From a thorough analysis of a large panel of T cell hybridomas, it is obvious that the recognition of Asp or isoAsp at the TCR contact residue 59, which is P8 in the peptide, is independent of the type A and type B states and is not the feature that distinguishes them. Concerning the claim made in the McAdam et al. paper we contend that conclusions are difficult to make on one or two T cells, particularly when the issue of sensitivity in the various manipulations of the assays are not taken into consideration. Also, to note that other HEL peptides in which we found the type A and type B T cells did not have the sequence of Asn followed by the Ser or Gly, the destabilizing residues that favor the deamidation. These include the 84–96 peptide 2.

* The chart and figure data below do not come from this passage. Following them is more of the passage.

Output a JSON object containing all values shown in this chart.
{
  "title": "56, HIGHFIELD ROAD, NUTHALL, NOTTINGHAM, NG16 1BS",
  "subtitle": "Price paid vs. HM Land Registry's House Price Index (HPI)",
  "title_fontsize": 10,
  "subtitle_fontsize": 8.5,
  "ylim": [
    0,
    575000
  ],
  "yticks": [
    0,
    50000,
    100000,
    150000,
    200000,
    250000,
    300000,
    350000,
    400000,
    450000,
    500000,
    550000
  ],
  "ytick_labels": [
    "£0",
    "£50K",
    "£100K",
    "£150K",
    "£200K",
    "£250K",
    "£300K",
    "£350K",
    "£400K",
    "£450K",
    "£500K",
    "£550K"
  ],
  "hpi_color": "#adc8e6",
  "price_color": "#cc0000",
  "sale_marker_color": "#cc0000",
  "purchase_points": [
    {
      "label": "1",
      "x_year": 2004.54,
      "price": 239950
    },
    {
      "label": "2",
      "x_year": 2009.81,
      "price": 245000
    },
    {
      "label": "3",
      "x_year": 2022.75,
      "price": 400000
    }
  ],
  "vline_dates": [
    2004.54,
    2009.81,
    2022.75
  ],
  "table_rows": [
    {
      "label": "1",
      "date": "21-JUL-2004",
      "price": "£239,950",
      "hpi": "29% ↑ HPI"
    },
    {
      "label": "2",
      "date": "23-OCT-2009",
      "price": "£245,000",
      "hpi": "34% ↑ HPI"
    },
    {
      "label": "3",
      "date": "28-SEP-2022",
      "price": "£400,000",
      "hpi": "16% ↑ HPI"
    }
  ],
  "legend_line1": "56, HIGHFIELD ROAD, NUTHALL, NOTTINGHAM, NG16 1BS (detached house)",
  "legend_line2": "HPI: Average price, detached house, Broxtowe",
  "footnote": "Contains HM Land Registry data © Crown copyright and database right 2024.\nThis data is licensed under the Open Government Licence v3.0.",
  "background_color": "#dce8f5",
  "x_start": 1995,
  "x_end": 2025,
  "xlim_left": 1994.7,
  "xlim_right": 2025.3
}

We made the distinction between type A and B T cells based on our identification of the natural processed peptides of HEL, from which we identified and quantitated their amounts displayed after processing. The surprise was that offering the identical peptide to APCs induced a novel reactivity—type B—which was not displayed by the endogenous processing of HEL. As the linear sequence was identical (and not explained by postsynthetic modifications), we have sought alternative explanations. The best explanation for the type B state of a peptide-MHC complex is that it results from a unique conformation 3 4 formed when exogenous peptides bind to class II molecules in early endosomal compartments or on plasma membrane, as described in reference 19. This conformation is distinct from the type A that results when peptides bind from a processed protein to a nascent class II molecule in the processing compartments. As mentioned, the importance of type B T cells is that many escape thymic negative selection and peripheralize, representing a set of T cells that can potentially react with peptides formed at sites of inflammation 4 5.